The thing that always kept Leonard going was the creativity and the customers.
“My Favorite part of this business has always been creating the window displays and greeting a first time shopper as they enter the store with a big smile on their face.
Initially, Leonard applied some of the industry standards she encountered as a shopper at children’s used clothing stores. Over time though Leonard says she has relied on her own creativity and design skills to enhance the buy *sell * trade experience for her customers.
Currently sellers are offered 30% trade-in credit of the determined resale value for clothes and shoes. Cash buys for gear such as strollers and portable cribs are on an as-needed basis and are determined in-store. All apparel considered for trade must be freshly laundered and without stains or holes.
Caterpillar also carries a few new items by local designers such as handmade hair bows, bow ties, jumpers and sleepers.
Another service Leonard has incorporated is the purchase of school uniforms. A+ uniforms for Presentation and Annunciation can be purchased directly through Caterpillar’s website.
Seasonal items have always been a major draw for her customers, says Leonard.
“Costumes, snow clothes, swimwear and holiday dresses are always a great buy at the shop. Those items are expensive in traditional retail, and children outgrow them so quickly, so it’s a great way for a family to save money.”
Caterpillar also carries lightly used dance and shoe apparel.
Two years after opening Caterpillar Leonard hired a part time worker for the shop and accepted a position in Consumer Affairs at Diamond Walnut. She is now part of a 4-person team at Diamond in Marketing and Product Development.
Leonard continued to work weekends at Caterpillar and managed all the social media platforms marketing her products and services.

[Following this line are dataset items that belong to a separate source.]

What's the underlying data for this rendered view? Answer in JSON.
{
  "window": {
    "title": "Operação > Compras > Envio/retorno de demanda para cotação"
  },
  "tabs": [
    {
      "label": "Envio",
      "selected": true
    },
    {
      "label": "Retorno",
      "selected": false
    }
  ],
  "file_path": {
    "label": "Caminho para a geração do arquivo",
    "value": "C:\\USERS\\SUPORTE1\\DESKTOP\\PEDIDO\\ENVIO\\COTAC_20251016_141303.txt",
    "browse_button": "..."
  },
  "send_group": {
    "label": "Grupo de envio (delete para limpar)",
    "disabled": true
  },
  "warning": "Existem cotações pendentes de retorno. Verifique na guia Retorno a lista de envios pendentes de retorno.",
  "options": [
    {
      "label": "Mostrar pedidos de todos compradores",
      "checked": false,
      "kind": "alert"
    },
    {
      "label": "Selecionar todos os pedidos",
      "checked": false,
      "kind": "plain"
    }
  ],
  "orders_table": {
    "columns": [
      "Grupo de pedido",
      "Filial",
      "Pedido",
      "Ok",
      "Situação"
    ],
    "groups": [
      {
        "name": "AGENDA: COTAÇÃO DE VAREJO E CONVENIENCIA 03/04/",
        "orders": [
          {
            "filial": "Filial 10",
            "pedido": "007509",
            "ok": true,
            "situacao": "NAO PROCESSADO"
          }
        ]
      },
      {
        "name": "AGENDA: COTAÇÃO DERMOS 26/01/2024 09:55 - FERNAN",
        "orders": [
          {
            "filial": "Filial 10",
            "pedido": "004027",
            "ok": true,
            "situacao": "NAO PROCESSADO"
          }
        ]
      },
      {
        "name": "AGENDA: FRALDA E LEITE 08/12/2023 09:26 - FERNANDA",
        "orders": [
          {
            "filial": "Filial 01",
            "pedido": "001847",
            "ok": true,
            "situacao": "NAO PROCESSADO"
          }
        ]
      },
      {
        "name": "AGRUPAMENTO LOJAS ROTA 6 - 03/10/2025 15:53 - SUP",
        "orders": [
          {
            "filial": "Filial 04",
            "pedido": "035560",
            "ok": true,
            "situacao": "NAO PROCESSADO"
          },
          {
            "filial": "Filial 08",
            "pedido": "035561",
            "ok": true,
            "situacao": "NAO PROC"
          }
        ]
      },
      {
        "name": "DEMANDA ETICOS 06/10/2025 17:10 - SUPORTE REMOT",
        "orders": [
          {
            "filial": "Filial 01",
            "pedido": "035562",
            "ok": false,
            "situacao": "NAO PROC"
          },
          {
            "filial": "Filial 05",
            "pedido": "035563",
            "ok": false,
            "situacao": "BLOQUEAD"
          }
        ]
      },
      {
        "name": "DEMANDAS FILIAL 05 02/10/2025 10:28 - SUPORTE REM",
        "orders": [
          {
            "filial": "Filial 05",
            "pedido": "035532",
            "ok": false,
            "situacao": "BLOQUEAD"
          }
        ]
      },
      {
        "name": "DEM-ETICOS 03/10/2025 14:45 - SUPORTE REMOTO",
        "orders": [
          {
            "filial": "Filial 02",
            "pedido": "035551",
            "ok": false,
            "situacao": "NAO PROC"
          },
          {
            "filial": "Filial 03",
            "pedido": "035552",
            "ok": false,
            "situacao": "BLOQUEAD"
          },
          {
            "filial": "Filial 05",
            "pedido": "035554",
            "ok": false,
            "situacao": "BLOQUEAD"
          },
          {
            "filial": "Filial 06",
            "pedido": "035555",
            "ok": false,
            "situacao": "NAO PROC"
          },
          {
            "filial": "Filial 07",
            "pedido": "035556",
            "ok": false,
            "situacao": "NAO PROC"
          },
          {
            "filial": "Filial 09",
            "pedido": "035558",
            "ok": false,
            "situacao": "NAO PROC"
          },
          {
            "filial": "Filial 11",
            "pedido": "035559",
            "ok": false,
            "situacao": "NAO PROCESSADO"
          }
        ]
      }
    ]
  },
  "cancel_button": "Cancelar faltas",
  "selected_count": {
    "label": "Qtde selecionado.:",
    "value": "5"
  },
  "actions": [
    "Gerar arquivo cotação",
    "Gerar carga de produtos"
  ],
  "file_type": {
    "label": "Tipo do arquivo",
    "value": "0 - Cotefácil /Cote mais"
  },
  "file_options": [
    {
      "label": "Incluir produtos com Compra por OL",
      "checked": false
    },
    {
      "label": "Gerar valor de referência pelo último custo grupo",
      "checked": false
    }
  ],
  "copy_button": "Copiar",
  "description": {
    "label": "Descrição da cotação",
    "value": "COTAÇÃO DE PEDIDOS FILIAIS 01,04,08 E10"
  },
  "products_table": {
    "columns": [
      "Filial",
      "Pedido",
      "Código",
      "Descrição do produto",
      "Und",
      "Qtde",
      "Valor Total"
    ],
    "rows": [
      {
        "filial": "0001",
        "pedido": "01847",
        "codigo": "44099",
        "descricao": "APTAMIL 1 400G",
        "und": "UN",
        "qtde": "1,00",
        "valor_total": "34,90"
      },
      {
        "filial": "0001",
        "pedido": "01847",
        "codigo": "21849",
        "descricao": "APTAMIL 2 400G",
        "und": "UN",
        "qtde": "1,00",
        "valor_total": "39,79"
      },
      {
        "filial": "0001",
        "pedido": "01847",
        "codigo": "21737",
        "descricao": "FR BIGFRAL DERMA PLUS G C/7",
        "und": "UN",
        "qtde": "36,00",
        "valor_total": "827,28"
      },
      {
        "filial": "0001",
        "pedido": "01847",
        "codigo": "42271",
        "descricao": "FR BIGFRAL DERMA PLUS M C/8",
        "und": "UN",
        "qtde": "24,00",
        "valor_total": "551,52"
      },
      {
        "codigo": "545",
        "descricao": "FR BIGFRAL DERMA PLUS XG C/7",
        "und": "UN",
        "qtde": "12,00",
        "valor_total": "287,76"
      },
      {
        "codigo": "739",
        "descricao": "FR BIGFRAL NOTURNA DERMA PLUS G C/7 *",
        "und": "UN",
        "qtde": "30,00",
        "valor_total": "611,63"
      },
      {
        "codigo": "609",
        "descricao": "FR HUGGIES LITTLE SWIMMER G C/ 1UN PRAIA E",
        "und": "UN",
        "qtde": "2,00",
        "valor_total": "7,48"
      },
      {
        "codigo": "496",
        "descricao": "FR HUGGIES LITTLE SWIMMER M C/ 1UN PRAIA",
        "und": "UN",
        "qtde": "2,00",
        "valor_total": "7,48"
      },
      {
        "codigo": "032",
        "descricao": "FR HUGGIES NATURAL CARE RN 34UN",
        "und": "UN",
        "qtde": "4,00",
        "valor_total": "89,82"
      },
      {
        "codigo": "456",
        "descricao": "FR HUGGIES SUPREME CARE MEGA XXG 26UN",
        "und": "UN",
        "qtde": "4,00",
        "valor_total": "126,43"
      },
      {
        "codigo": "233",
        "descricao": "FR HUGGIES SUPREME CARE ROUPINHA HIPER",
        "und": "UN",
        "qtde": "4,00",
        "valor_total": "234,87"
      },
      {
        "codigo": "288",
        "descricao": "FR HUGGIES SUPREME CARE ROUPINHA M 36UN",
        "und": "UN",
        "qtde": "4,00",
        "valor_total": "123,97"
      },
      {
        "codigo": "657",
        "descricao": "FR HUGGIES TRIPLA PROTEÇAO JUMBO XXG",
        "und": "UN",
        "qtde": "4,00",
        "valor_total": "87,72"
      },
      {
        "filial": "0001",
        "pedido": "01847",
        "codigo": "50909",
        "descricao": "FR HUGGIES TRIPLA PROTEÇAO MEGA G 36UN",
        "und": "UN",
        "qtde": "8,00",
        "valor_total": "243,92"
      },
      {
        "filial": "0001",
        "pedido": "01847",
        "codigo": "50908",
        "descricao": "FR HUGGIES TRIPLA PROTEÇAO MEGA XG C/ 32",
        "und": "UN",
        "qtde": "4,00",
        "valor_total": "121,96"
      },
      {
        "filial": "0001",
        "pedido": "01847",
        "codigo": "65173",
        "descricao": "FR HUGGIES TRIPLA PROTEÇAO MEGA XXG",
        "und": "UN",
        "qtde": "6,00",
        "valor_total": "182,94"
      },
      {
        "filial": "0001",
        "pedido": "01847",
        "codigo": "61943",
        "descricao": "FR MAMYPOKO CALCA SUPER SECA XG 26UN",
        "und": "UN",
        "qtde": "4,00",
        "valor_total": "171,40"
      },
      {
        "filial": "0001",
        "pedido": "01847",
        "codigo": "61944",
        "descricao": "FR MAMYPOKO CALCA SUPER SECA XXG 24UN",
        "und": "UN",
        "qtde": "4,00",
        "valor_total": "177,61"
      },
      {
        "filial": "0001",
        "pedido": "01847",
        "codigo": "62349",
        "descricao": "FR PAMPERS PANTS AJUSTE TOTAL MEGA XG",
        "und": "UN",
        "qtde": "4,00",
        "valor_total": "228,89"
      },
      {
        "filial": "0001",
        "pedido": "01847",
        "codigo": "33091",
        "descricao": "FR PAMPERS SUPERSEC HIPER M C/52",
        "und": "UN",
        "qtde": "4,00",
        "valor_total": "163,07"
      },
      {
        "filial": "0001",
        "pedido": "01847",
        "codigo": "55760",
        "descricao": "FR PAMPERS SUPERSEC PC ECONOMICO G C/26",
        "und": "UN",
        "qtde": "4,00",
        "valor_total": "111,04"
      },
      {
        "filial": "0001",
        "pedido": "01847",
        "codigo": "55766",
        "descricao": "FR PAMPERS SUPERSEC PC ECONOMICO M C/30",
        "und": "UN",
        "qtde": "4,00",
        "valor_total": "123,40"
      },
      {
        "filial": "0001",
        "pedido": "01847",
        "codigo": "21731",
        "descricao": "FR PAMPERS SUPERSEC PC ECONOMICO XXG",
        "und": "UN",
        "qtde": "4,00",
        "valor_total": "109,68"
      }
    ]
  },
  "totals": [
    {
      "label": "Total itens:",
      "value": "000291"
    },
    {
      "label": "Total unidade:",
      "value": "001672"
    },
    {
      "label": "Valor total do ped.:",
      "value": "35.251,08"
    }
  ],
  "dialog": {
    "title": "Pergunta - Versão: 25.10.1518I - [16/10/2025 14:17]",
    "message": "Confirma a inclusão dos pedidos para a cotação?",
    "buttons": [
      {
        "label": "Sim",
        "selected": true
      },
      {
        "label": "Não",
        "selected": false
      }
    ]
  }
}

In August of 2019 Leonard attended a National Night Out event hosted by the neighborhood and merchants of Yosemite Street Village.
“I was so impressed with the camaraderie, set up and work done for the event. Everyone really seemed to care about the village and improving the environment and keeping it a family oriented, safe place to be.”
“My instincts told me Yosemite Street Village would be a good place to move Caterpillar. I moved into this spot two months later in October and it’s proven to be a great home for the business.”
Co-Founders Julie Contreras and Miguel Guillen of the Yosemite Street Village, are currently applying for a 501C-3 status. Leonard has been busy doing her part as a Business Liaison drafting up the bi-laws for the 15 merchants of Yosemite Street Village.
“It truly started as a grass roots revitalization project,” says Leonard. Julie and Miguel have been instrumental in leading the efforts of this wonderful community of small locally owned businesses. If we achieve the non-profit status we will be able to apply for grants from the city and make more improvements in the area.”
As forward movement, momentum and new beginnings are no strangers to Leonard she recently sold Caterpillar to Melissa Whittock, local owner of Chalked By Melissa.
Whittock will take over a loyal customer base as Caterpillar boasts almost 3000 followers garnished thru long hours, ingenuity, word of mouth, the powers of social media, and great customer service.
Art classes and storytime are new offerings Whittock is considering for Caterpillar customers.
“I’ll really miss this place, and my customers but I am thrilled that Caterpillar has a wonderful new owner. It feels so good to have taken the plunge seven years ago and to have kept it afloat. I’m so glad the shop will still be here for people.”